Now we use 'pprof' to find out what lines of code causes those allocations:
$ go tool pprof -alloc_space mem_profiling.test mem.out
File: mem_profiling.test
Type: alloc_space
Time: Jul 29, 2019 at 6:24pm (CST)
Entering interactive mode (type "help" for commands, "o" for options)
(pprof) list findInFile
Total: 297.55MB
ROUTINE ======================== _/Users/xiali/GO_PROJECTS/github.com/iamharvey/go_notes/mem_profiling.findInFile in /Users/xiali/GO_PROJECTS/github.com/iamharvey/go_notes/mem_profiling/file_utils.go
1.50MB 297.55MB (flat, cum) 100% of Total
. . 5: "io/ioutil"
. . 6:)
. . 7:
. . 8:func findInFile(word string) (count int, err error) {
. . 9:
. 296.05MB 10: data, err := ioutil.ReadFile("test.txt")
. . 11: if err != nil {
. . 12: return count, err
. . 13: }
. . 14:
. . 15: // create an input stream (a reader) for the content
. . 16: input := bytes.NewReader(data)
. . 17:
. . 18: // we just need the same size of word for reading bytes
. . 19: size := len(word)
. . 20:
. . 21: // make the buf
1.50MB 1.50MB 22: buf := make([]byte, size)
. . 23: end := size - 1
. . 24:
. . 25: // read in an initial number of bytes we need to get started
. . 26: if n, err := input.Read(buf[:end]); err != nil || n < end {
. . 27: return count, err
(pprof)
It can be seen that it is the line 22 - constructing a byte slice - causing the allocation on heap.
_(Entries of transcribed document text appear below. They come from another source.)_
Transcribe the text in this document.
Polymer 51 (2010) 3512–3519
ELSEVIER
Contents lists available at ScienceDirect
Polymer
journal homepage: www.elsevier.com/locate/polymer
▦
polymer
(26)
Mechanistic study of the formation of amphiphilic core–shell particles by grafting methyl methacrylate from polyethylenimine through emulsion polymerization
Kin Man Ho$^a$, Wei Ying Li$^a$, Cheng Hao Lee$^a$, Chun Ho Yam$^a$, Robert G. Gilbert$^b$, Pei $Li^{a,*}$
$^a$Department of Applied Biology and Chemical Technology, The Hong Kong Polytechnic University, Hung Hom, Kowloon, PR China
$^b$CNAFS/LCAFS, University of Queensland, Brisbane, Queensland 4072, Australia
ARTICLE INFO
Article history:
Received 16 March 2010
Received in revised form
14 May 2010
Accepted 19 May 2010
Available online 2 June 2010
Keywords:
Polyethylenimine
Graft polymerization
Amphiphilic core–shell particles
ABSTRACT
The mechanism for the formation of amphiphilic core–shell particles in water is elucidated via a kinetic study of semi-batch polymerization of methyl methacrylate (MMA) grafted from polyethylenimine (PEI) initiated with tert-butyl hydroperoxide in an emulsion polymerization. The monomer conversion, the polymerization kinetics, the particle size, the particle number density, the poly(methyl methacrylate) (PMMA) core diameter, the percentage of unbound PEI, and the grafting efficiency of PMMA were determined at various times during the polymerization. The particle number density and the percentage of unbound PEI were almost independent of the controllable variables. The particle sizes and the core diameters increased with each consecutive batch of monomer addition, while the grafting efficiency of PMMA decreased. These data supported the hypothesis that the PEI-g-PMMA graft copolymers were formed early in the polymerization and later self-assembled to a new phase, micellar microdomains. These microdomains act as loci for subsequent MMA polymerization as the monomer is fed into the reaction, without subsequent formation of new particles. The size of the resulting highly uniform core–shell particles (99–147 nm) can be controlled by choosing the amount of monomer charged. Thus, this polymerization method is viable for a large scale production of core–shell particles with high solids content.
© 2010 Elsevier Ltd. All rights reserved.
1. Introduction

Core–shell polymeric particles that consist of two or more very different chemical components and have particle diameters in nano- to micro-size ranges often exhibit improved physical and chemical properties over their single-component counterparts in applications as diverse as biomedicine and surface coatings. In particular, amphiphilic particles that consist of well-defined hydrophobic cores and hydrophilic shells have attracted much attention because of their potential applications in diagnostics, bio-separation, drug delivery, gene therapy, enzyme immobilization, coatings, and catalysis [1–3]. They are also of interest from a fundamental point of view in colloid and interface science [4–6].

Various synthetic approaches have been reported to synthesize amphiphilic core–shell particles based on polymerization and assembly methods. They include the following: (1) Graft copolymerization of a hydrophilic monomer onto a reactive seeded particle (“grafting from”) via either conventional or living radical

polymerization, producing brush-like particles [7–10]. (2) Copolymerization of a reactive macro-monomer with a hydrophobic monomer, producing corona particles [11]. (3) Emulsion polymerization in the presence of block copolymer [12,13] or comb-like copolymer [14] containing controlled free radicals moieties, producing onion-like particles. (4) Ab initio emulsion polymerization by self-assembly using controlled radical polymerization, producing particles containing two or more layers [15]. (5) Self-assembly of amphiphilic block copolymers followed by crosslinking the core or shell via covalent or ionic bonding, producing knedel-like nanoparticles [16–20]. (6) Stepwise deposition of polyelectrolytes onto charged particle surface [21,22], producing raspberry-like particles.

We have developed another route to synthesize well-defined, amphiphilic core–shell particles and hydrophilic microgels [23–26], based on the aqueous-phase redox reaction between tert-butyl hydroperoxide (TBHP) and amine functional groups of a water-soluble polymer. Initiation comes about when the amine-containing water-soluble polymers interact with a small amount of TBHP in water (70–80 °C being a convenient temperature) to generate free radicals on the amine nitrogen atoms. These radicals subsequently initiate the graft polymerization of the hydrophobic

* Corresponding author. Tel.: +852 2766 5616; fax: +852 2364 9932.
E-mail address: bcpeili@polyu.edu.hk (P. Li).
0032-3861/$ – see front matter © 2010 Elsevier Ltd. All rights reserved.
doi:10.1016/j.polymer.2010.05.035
Let's also check the Benchmark code:
(pprof) list Benchmark
Total: 297.55MB
ROUTINE ======================== _/Users/xiali/GO_PROJECTS/github.com/iamharvey/go_notes/mem_profiling.BenchmarkFindInFile in /Users/xiali/GO_PROJECTS/github.com/iamharvey/go_notes/mem_profiling/file_utils_test.go
0 297.55MB (flat, cum) 100% of Total
. . 6:
. . 7:func BenchmarkFindInFile(b *testing.B) {
. . 8: b.ResetTimer()
. . 9: count := 0
. . 10: for i := 0; i < b.N; i++ {
. 297.55MB 11: count, _ = findInFile("Fermi paradox")
. . 12: }
. . 13: println("keyword:Fermi, count:", count)
. . 14:}
(pprof)
It also can be seen that there is no direct allocation in the benchmark code. Thus, all those allocations come from the
findInFile
function. To 'dive into the water', let's make use of the GC flag:
$ go build -gcflags "-m -m"
# _/Users/xiali/GO_PROJECTS/github.com/iamharvey/go_notes/mem_profiling
./file_utils.go:8:6: cannot inline findInFile: unhandled op FOR
./file_utils.go:16:26: inlining call to bytes.NewReader func([]byte) *bytes.Reader { return &bytes.Reader literal }
./file_utils.go:26:25: inlining call to bytes.(*Reader).Read method(*bytes.Reader) func([]byte) (int, error) { if bytes.r.i >= int64(len(bytes.r.s)) { return int(0), io.EOF }; bytes.r.prevRune = int(-1); bytes.n = copy(bytes.b, bytes.r.s[bytes.r.i:]); bytes.r.i += int64(bytes.n); return }
./file_utils.go:32:26: inlining call to bytes.(*Reader).Read method(*bytes.Reader) func([]byte) (int, error) { if bytes.r.i >= int64(len(bytes.r.s)) { return int(0), io.EOF }; bytes.r.prevRune = int(-1); bytes.n = copy(bytes.b, bytes.r.s[bytes.r.i:]); bytes.r.i += int64(bytes.n); return }
./file_utils.go:37:19: inlining call to bytes.Compare func([]byte, []byte) int { return bytealg.Compare(bytes.a, bytes.b) }
./file_utils.go:22:13: make([]byte, size) escapes to heap
./file_utils.go:22:13: from make([]byte, size) (non-constant size) at ./file_utils.go:22:13
./file_utils.go:8:17: findInFile word does not escape
./file_utils.go:16:26: findInFile &bytes.Reader literal does not escape
./file_utils.go:37:31: findInFile ([]byte)(word) does not escape
Examining the result, we can observe that buf
escapes to heap due to size
. Because size is determined at run time.
The compiler has no idea how big this byte slice might be thus it 'worries' that stack might not be big enough for the value,
thus moves buf to heap. The codes are available here.
- Running benchmark test tells us how many bytes are allocated
- pprof (with
-alloc_space
rather than default-inuse_space
) helps us to find out the exact location of the memory allocations, which are usually caused by values escape to heap run
orbuild
with-gcflags
allows us to find out WHY such escapes happen.
Mastering this tool chain is able to help us analyse the memory use of our program, and make you a better coder.